Some final comments on chapter 16. Paul commended and greeted 27 Roman Christians, ten of whom were women. Cenchrea was located eight miles from Corinth and functioned as it’s port. Paul could have been writing his letter from there on a winter-long stop near the end of his third missionary journey. Phoebe appears to have been a wealthy patron who used her wealth and influence to help people and causes. Priscilla and Aquila were Paul’s good friends. They became his co-workers for an extended time in Corinth and Ephesus. These two had a house church that met in their home in Rome. The two who were in prison with Paul, Andronicus and Junia, had been Christians longer than Paul. No one knows where or when they were in prison together. Amplias, Urbanus, and Stachys were common slave names and Aristobulus was probably the same man as the brother of Herod Agrippa I. He was a member of the Roman aristocracy. Tryphena and Tryphosa are generally considered sisters and Rufus could well be the one mentioned as the son of Simon of Cyrene who carried Jesus’ cross. There was one more warning, this one against false teachers. These people usually caused division . Sometimes they came from without the church and sometimes from within. In verse 20 Paul alludes to the curse that God pronounced upon the serpent after he had deceived Adam and Eve in the garden of Eden. Christ , the offspring of Eve, will crush the evil one under the feet of the church. Timothy was one of Paul’s closest ministry associates. Tertius was the scribe who wrote the letter as Paul dictated. Most ancient letter writers employed such a scribe.

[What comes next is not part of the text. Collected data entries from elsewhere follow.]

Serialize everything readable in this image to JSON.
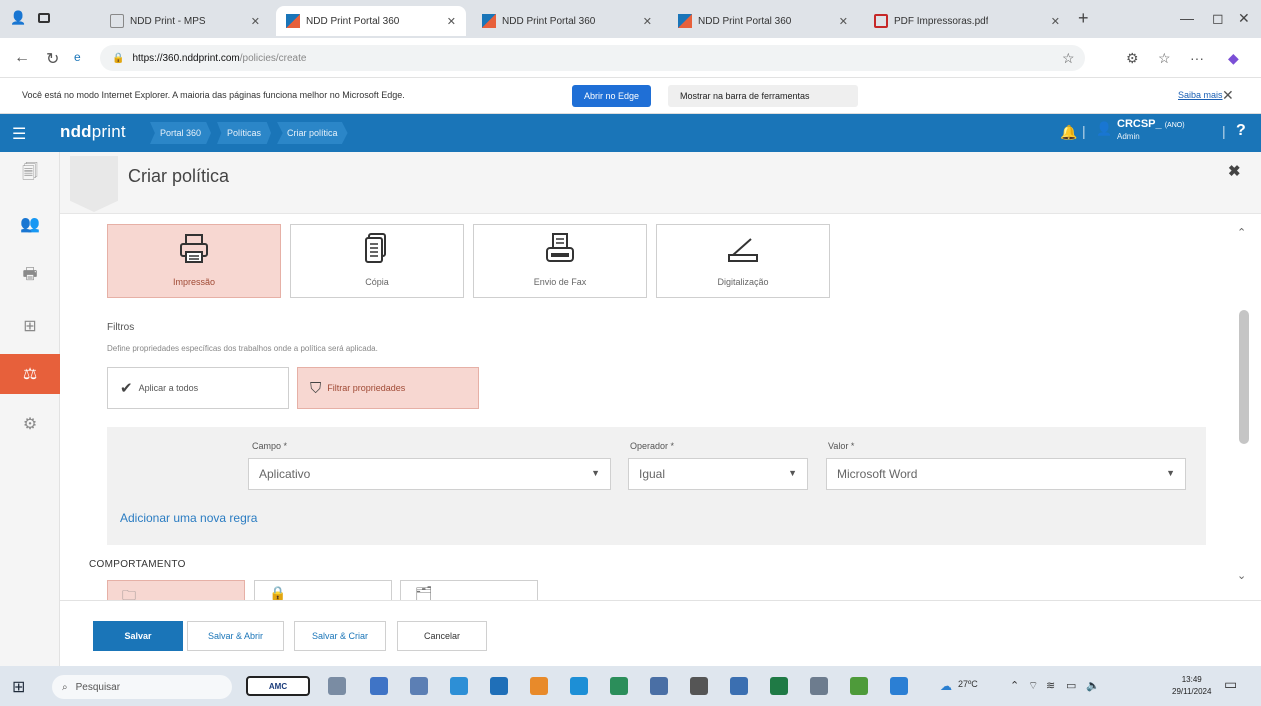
{
  "browser": {
    "tabs": [
      {
        "title": "NDD Print - MPS",
        "active": false
      },
      {
        "title": "NDD Print Portal 360",
        "active": true
      },
      {
        "title": "NDD Print Portal 360",
        "active": false
      },
      {
        "title": "NDD Print Portal 360",
        "active": false
      },
      {
        "title": "PDF Impressoras.pdf",
        "active": false
      }
    ],
    "url_host": "https://360.nddprint.com",
    "url_path": "/policies/create"
  },
  "ie_bar": {
    "message": "Você está no modo Internet Explorer. A maioria das páginas funciona melhor no Microsoft Edge.",
    "open_edge": "Abrir no Edge",
    "show_toolbar": "Mostrar na barra de ferramentas",
    "learn_more": "Saiba mais"
  },
  "header": {
    "logo_bold": "ndd",
    "logo_rest": "print",
    "breadcrumbs": [
      "Portal 360",
      "Políticas",
      "Criar política"
    ],
    "user_name": "CRCSP_",
    "user_tag": "(ANO)",
    "user_role": "Admin",
    "help": "?"
  },
  "page": {
    "title": "Criar política"
  },
  "job_types": [
    {
      "label": "Impressão",
      "selected": true
    },
    {
      "label": "Cópia",
      "selected": false
    },
    {
      "label": "Envio de Fax",
      "selected": false
    },
    {
      "label": "Digitalização",
      "selected": false
    }
  ],
  "filters": {
    "label": "Filtros",
    "description": "Define propriedades específicas dos trabalhos onde a política será aplicada.",
    "apply_all": "Aplicar a todos",
    "filter_props": "Filtrar propriedades"
  },
  "rule": {
    "field_label": "Campo *",
    "field_value": "Aplicativo",
    "operator_label": "Operador *",
    "operator_value": "Igual",
    "value_label": "Valor *",
    "value_value": "Microsoft Word",
    "add_rule": "Adicionar uma nova regra"
  },
  "behavior": {
    "title": "COMPORTAMENTO"
  },
  "footer": {
    "save": "Salvar",
    "save_open": "Salvar & Abrir",
    "save_create": "Salvar & Criar",
    "cancel": "Cancelar"
  },
  "taskbar": {
    "search": "Pesquisar",
    "amc": "AMC",
    "temperature": "27ºC",
    "time": "13:49",
    "date": "29/11/2024"
  },
  "colors": {
    "header_blue": "#1a75b8",
    "accent_orange": "#e7603b",
    "selected_pink": "#f7d7d1"
  }
}
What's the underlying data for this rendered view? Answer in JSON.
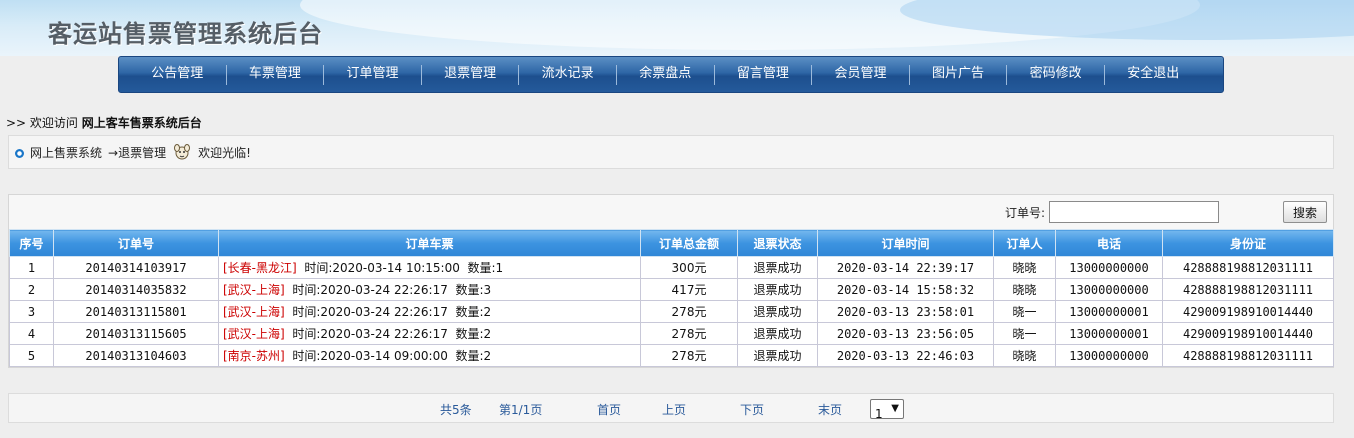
{
  "header": {
    "title": "客运站售票管理系统后台"
  },
  "nav": {
    "items": [
      "公告管理",
      "车票管理",
      "订单管理",
      "退票管理",
      "流水记录",
      "余票盘点",
      "留言管理",
      "会员管理",
      "图片广告",
      "密码修改",
      "安全退出"
    ]
  },
  "welcome": {
    "prefix": ">> 欢迎访问",
    "site_name": "网上客车售票系统后台"
  },
  "breadcrumb": {
    "system": "网上售票系统",
    "arrow_section": "→退票管理",
    "greeting": "欢迎光临!"
  },
  "search": {
    "label": "订单号:",
    "value": "",
    "button": "搜索"
  },
  "table": {
    "headers": [
      "序号",
      "订单号",
      "订单车票",
      "订单总金额",
      "退票状态",
      "订单时间",
      "订单人",
      "电话",
      "身份证"
    ],
    "rows": [
      {
        "no": "1",
        "order_id": "20140314103917",
        "route": "[长春-黑龙江]",
        "time_label": "时间:2020-03-14 10:15:00",
        "qty_label": "数量:1",
        "amount": "300元",
        "status": "退票成功",
        "order_time": "2020-03-14 22:39:17",
        "person": "晓晓",
        "phone": "13000000000",
        "id_card": "428888198812031111"
      },
      {
        "no": "2",
        "order_id": "20140314035832",
        "route": "[武汉-上海]",
        "time_label": "时间:2020-03-24 22:26:17",
        "qty_label": "数量:3",
        "amount": "417元",
        "status": "退票成功",
        "order_time": "2020-03-14 15:58:32",
        "person": "晓晓",
        "phone": "13000000000",
        "id_card": "428888198812031111"
      },
      {
        "no": "3",
        "order_id": "20140313115801",
        "route": "[武汉-上海]",
        "time_label": "时间:2020-03-24 22:26:17",
        "qty_label": "数量:2",
        "amount": "278元",
        "status": "退票成功",
        "order_time": "2020-03-13 23:58:01",
        "person": "晓一",
        "phone": "13000000001",
        "id_card": "429009198910014440"
      },
      {
        "no": "4",
        "order_id": "20140313115605",
        "route": "[武汉-上海]",
        "time_label": "时间:2020-03-24 22:26:17",
        "qty_label": "数量:2",
        "amount": "278元",
        "status": "退票成功",
        "order_time": "2020-03-13 23:56:05",
        "person": "晓一",
        "phone": "13000000001",
        "id_card": "429009198910014440"
      },
      {
        "no": "5",
        "order_id": "20140313104603",
        "route": "[南京-苏州]",
        "time_label": "时间:2020-03-14 09:00:00",
        "qty_label": "数量:2",
        "amount": "278元",
        "status": "退票成功",
        "order_time": "2020-03-13 22:46:03",
        "person": "晓晓",
        "phone": "13000000000",
        "id_card": "428888198812031111"
      }
    ]
  },
  "pager": {
    "total": "共5条",
    "page_info": "第1/1页",
    "first": "首页",
    "prev": "上页",
    "next": "下页",
    "last": "末页",
    "selected_page": "1"
  },
  "colors": {
    "nav_bg": "#2e66a6",
    "table_header_bg": "#3c93e0",
    "route_text": "#cc0000",
    "pager_link": "#2a5a9a"
  },
  "icons": [
    "bullet-icon",
    "mascot-icon",
    "chevron-down-icon"
  ]
}
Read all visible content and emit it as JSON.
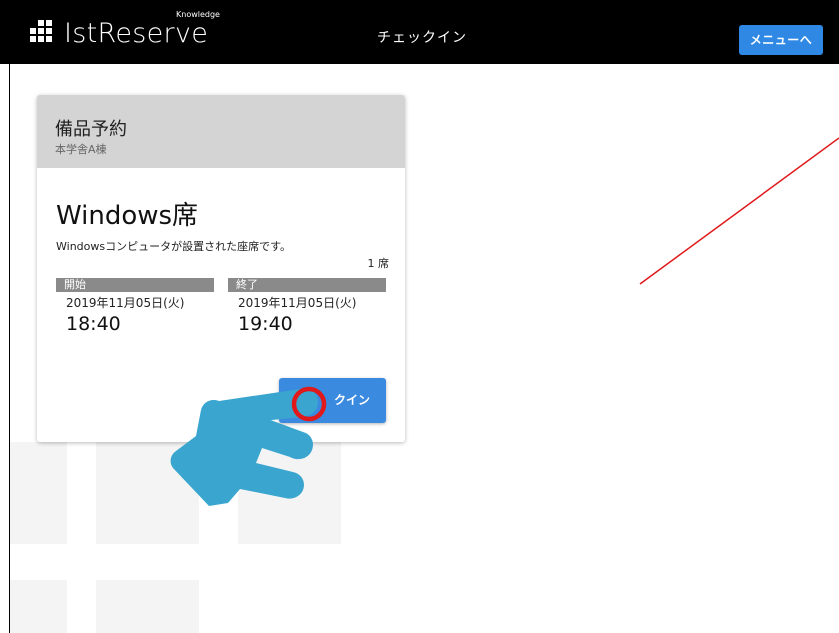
{
  "header": {
    "logo_text": "IstReserve",
    "logo_sub": "Knowledge",
    "title": "チェックイン",
    "menu_label": "メニューへ"
  },
  "card": {
    "category": "備品予約",
    "location": "本学舎A棟",
    "item_name": "Windows席",
    "item_description": "Windowsコンピュータが設置された座席です。",
    "seat_count": "1 席",
    "start": {
      "label": "開始",
      "date": "2019年11月05日(火)",
      "time": "18:40"
    },
    "end": {
      "label": "終了",
      "date": "2019年11月05日(火)",
      "time": "19:40"
    },
    "checkin_label": "クイン"
  },
  "colors": {
    "header_bg": "#000000",
    "accent": "#2f89e4",
    "card_header_bg": "#d4d4d4",
    "time_bar_bg": "#8a8a8a",
    "hand": "#3aa6cf",
    "tap_ring": "#e0191b",
    "pointer_line": "#e0191b"
  },
  "icons": {
    "logo": "grid-logo-icon",
    "hand": "pointing-hand-icon",
    "tap": "tap-ring-icon"
  }
}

The doxology makes a very appropriate conclusion to this letter with Paul touching on many of the same themes he presented at the beginning of the letter. At the beginning Paul expressed a desire to visit to the church in Rome so he could impart some spiritual gift to them so they would be established. Now he praises God who is able to do it. God used the gospel, which is the preaching of Jesus Christ, to establish the Roman believers. The mystery Paul spoke of is that the church will consist of both Jews and a Gentiles, united in one body of Jesus Christ.